Dass dieses Geld nicht rechtmäßig erspielt war, bestreitet der Angeklagte auch gar nicht. Mit seinem Geständnis ersparte er fünf geladenen Zeugen ihre Aussage vor Gericht. Allerdings sei er nicht von alleine auf den Dreh gekommen, mit dem er dann die Automaten austrickste.

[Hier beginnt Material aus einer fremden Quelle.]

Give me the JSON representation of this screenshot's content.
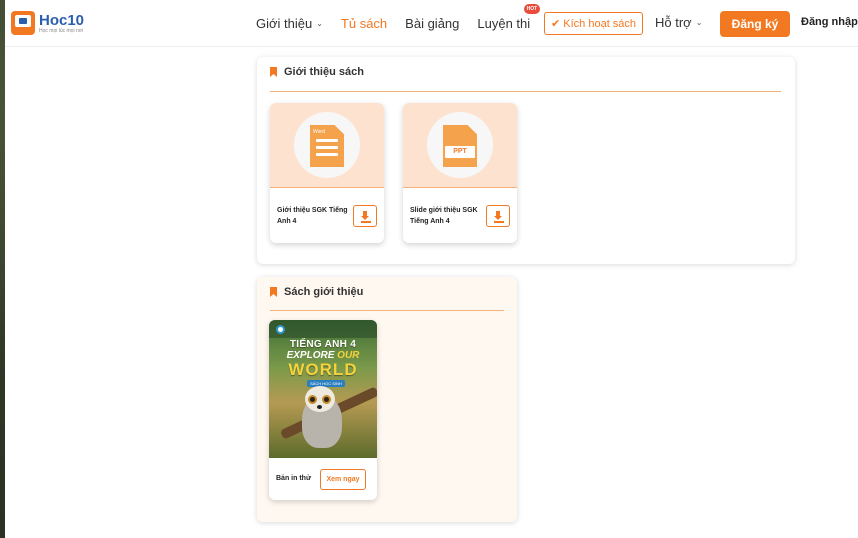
{
  "header": {
    "logo_name": "Hoc10",
    "logo_tagline": "Học mọi lúc mọi nơi",
    "nav": [
      {
        "label": "Giới thiệu",
        "has_dropdown": true
      },
      {
        "label": "Tủ sách",
        "active": true
      },
      {
        "label": "Bài giảng"
      },
      {
        "label": "Luyện thi",
        "badge": "HOT"
      }
    ],
    "activate_label": "✔ Kích hoạt sách",
    "support_label": "Hỗ trợ",
    "register_label": "Đăng ký",
    "login_label": "Đăng nhập"
  },
  "intro_section": {
    "title": "Giới thiệu sách",
    "files": [
      {
        "name": "Giới thiệu SGK Tiếng Anh 4",
        "icon": "word-doc-icon",
        "icon_label": "Word"
      },
      {
        "name": "Slide giới thiệu SGK Tiếng Anh 4",
        "icon": "ppt-icon",
        "icon_label": "PPT"
      }
    ]
  },
  "books_section": {
    "title": "Sách giới thiệu",
    "book": {
      "cover_title": "TIẾNG ANH 4",
      "cover_series_word1": "EXPLORE",
      "cover_series_word2": "OUR",
      "cover_series_word3": "WORLD",
      "cover_subtitle": "SÁCH HỌC SINH",
      "label": "Bản in thử",
      "view_label": "Xem ngay"
    }
  },
  "colors": {
    "accent": "#f27922",
    "brand_blue": "#2b5fae"
  }
}
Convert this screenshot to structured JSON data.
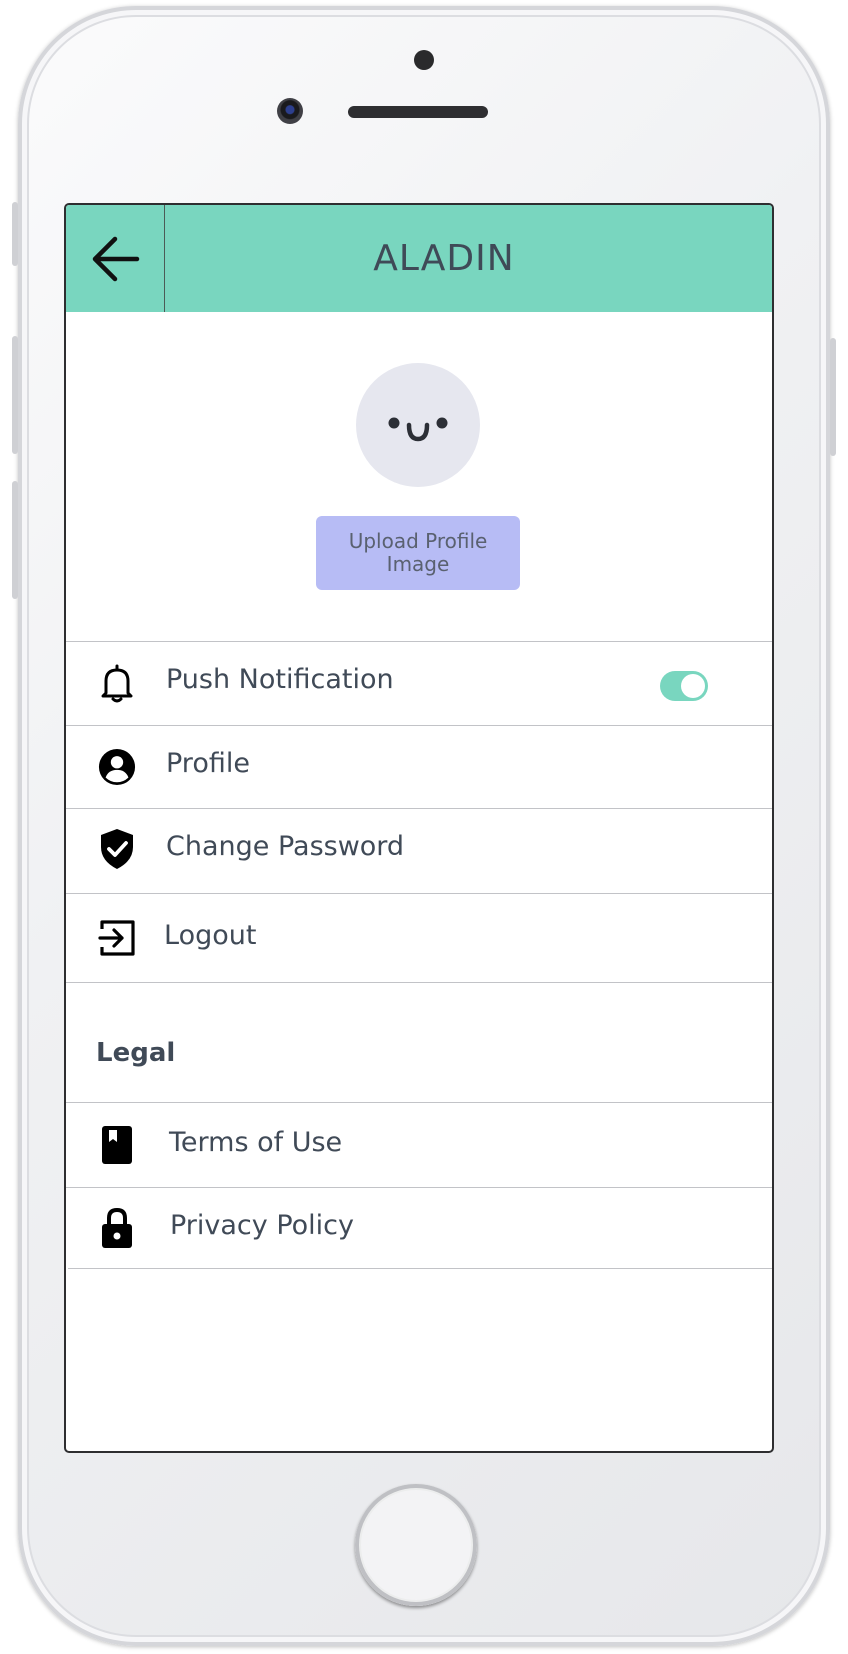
{
  "header": {
    "title": "ALADIN",
    "back_icon": "arrow-left-icon"
  },
  "profile": {
    "avatar_icon": "smiley-face-icon",
    "upload_label": "Upload Profile Image"
  },
  "settings": [
    {
      "label": "Push Notification",
      "icon": "bell-icon",
      "toggle": true
    },
    {
      "label": "Profile",
      "icon": "user-circle-icon"
    },
    {
      "label": "Change Password",
      "icon": "shield-check-icon"
    },
    {
      "label": "Logout",
      "icon": "logout-icon"
    }
  ],
  "legal": {
    "heading": "Legal",
    "items": [
      {
        "label": "Terms of Use",
        "icon": "book-icon"
      },
      {
        "label": "Privacy Policy",
        "icon": "lock-icon"
      }
    ]
  },
  "colors": {
    "header_bg": "#79d6bf",
    "accent": "#79d6bf",
    "upload_button_bg": "#b7bcf5",
    "text": "#404a57",
    "avatar_bg": "#e6e7ef"
  }
}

Mit seinem Freund, der sich für die Tat ebenfalls noch strafrechtlich verantworten muss, sei er regelmäßig ins Spielcasino, um zu spielen, erläuterte er Richter Wolfgang Bauer. An besagtem Abend sei ihnen aufgefallen, dass andere anwesende Spieler hohe Gewinne abräumten. Er habe ihnen zugeschaut und Tipps erhalten, wie die Automaten manipuliert werden könnten. Früher habe er nie so viel gewonnen, gab er zu. Als er diese Summen gesehen habe, habe er gemerkt, dass das Spiel einen Fehler haben müsse.

Tour durch den Landkreis

Als die erste Spielothek aufmerksam wurde und die beiden Spieler aus dem Lokal bat, ging die Tour durch den Landkreis weiter: Rund 6200 Euro sollen sich die beiden Angeklagten beim Spiel "Roulette" so erschlichen haben.

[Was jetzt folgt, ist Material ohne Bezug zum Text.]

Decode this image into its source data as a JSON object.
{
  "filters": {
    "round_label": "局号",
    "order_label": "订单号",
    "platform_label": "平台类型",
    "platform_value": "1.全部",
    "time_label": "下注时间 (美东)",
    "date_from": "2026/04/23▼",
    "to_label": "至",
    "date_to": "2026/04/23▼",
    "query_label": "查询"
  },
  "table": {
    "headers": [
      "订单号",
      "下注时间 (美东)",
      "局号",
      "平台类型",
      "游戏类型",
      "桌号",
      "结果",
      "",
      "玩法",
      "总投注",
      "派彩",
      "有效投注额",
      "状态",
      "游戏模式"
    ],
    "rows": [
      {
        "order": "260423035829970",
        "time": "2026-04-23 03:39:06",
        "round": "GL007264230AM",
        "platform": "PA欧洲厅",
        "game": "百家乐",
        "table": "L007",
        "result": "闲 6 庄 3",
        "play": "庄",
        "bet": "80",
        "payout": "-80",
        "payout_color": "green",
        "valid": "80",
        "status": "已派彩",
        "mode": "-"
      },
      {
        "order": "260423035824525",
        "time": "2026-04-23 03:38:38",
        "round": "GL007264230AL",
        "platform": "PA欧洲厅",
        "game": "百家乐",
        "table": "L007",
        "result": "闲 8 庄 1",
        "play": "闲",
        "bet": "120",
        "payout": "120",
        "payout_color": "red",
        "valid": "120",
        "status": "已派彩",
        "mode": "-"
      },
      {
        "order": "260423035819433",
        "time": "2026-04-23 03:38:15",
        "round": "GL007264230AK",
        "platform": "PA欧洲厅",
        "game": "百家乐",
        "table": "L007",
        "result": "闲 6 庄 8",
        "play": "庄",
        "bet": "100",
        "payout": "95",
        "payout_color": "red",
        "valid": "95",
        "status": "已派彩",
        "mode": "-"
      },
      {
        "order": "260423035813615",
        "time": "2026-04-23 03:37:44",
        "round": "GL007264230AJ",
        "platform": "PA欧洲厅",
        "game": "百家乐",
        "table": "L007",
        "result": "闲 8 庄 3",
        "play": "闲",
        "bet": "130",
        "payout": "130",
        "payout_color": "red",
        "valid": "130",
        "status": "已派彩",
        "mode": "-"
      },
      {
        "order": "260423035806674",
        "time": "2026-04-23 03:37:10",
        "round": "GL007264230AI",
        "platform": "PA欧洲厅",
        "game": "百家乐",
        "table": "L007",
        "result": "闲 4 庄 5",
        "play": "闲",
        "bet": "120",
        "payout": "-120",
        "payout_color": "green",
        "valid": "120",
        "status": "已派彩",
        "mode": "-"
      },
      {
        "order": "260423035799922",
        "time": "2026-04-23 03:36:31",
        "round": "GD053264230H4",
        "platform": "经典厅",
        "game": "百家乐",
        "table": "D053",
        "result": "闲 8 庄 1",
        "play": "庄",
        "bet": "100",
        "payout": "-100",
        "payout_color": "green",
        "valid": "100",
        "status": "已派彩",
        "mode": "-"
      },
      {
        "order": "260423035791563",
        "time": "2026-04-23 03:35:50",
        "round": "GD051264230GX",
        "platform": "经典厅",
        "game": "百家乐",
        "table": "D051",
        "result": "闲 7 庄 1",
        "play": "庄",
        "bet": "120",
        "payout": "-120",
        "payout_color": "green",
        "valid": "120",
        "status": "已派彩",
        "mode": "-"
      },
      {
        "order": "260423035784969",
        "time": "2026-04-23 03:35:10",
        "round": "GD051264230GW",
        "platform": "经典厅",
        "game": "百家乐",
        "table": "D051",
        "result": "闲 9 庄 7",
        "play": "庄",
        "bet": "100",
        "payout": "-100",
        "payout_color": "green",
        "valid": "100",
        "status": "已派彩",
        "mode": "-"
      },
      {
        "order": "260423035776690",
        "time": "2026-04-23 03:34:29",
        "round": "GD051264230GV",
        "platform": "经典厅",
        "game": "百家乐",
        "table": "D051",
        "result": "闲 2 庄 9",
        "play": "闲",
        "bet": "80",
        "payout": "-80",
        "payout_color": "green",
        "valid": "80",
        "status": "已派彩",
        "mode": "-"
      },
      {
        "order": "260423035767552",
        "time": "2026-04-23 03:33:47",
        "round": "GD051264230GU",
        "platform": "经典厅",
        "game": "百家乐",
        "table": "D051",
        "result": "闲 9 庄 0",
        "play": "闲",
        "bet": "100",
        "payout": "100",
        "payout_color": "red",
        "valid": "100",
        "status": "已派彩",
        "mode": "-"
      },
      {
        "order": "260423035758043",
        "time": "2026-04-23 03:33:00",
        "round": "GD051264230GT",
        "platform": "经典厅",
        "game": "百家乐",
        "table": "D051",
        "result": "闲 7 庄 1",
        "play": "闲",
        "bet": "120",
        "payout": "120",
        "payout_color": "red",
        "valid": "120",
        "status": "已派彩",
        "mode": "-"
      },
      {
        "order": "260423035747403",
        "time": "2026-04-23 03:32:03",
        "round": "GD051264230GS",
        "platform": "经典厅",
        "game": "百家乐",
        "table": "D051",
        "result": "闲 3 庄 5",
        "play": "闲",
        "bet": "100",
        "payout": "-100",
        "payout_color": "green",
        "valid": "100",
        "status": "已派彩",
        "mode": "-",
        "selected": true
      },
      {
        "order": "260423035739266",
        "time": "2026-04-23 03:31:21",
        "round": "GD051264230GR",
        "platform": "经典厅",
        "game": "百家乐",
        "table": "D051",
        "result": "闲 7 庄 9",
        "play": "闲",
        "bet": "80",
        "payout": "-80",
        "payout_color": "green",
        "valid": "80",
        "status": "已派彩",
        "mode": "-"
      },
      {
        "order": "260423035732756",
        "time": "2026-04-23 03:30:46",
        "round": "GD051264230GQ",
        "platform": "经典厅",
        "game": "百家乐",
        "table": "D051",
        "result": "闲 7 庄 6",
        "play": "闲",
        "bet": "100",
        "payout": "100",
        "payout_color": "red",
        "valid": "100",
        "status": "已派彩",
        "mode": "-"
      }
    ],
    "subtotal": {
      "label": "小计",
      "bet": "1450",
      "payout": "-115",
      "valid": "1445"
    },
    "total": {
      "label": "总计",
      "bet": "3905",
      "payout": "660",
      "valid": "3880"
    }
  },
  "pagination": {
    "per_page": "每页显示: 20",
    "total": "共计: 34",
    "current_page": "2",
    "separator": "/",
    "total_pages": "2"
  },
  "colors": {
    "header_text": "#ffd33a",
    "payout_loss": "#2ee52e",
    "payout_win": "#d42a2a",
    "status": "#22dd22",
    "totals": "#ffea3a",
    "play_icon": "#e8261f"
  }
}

Staatsanwalt Dr. Philipp Karr konnte auch mit dem detaillierten Know-how aufwarten, wie die Manipulation genau funktionierte. Sowohl der Kumpan des Angeklagten, der in dem Verfahren als Zeuge geladen war und sich selbst als automatensüchtig bezeichnete, als auch der Techniker einer der Spielotheken bestätigten diese Vorgehensweise. Richter Bauer ließ sich von dem Experten auch erklären, dass diese Art und Weise der Manipulation keinesfalls in der allgemeinen Spielanleitung des Geräteherstellers verzeichnet sei.

Über die Höhe des Schadens, die ein Sachbearbeiter der Polizei durch Zeugenaussagen, Statistiken und Befragung des Personals ermittelte, gab es in einem Punkt Unstimmigkeit, sodass die Schadenshöhe am Ende um 1300 Euro nach unten korrigiert wurde.

Der Angeklagte zeigt Reue

In seinem Plädoyer forderte Karr eine Gesamtfreiheitsstrafe von fünf Monaten für den Mann, der umfassend geständig war, und die Ableistung gemeinnütziger Arbeit. Weil der 50-Jährige zurzeit arbeitslos ist und seine Frau für den Lebensunterhalt der Familie aufkommt, bat der Staatsanwalt das Gericht, von einer Geldstrafe abzusehen. Der Angeklagte nahm ebenfalls Stellung: Wenn er von Anfang an gewusst hätte, dass seine Tat strafbar sei, hätte er sie nicht begangen, sagte er. Jetzt bereue er, es getan zu haben.

Richter Bauer verurteilte den Mann zu fünf Monaten Freiheitsstrafe zur Bewährung sowie 150 Stunden gemeinnütziger Arbeit. "Er hat natürlich in der ersten Spielothek gemerkt, dass, wenn man das Gerät nicht so bedient, wie man es bedienen soll, Geld heraus kommt", sagte er in seiner Urteilsbegründung.

Nachdem der 50-Jährige "aufgeflogen" sei, habe er nicht aufgehört, sondern das Spiel in drei weiteren Casinos weiter gespielt. "Es war ihm klar, dass er da etwas tut, was nicht erlaubt ist." Da der Angeklagte bereits wegen Betruges vorbestraft sei, sei nunmehr eine kurze Freiheitsstrafe unerlässlich. Beide Parteien nahmen das Urteil noch im Gerichtssaal an.